From VPM to CMO to...CCO

So what's a "CCO" and why has Dell's marketing gene gone dormant? The open memo to from Jeff Jarvis sums up an all too common condition that afflicts vendors of every stripe and size at some point. It's what happens when your gene falls asleep and disables your ability to see the world the way your customers see it. Progression of one classic symptom: customers go from being very satisfied to satisfied to reasonably satisfied to dissatisfied, and straight from there to mad-as-hell-and-not-gonna-take-it-anymore. This process doesn't occur overnight but in the reality of the blogosphere and inter-customer communication it can feel that way to the afflicted vendor. Fact is, customers who share horror stories can and will do it today in Internet speed. Dell suffers this condition at the moment. What the company does about it remains to be seen. But you have to appreciate the irony: the products and services over which its customers are fuming are the very means by which they can reach out to each other and share fumes.

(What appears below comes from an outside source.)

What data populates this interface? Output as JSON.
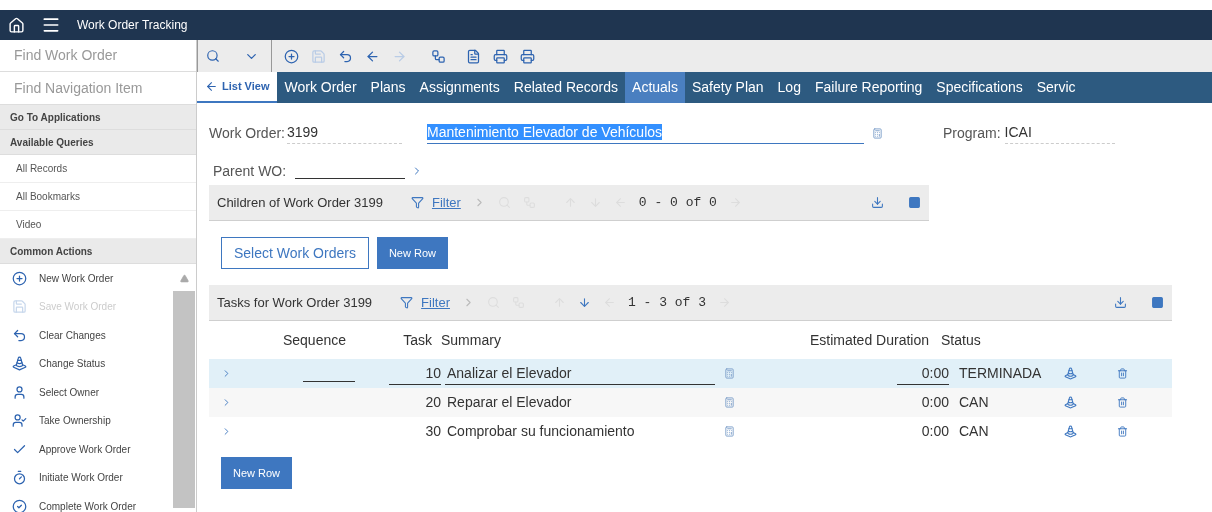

Of course, it's that way throughout the IT category. Dell's chief marketing officer, cc'd in the Jarvis memo, has an opportunity here to expand his charter in the face of mounting customer resentment. For starters, he can think and act beyond marketing and begin to live in the dimension of customer-ing. In short, to become the chief customer officer. A CCO. In fact, this is central to today's real-world definition of marketing: attract and keep customers by giving them reasons to buy your stuff. A big part of which has to do with removing the reasons to not buy. And right now there's a whole bunch of stuff about Dell screaming for removal. And for a chief customer officer to get it done. Titles do matter.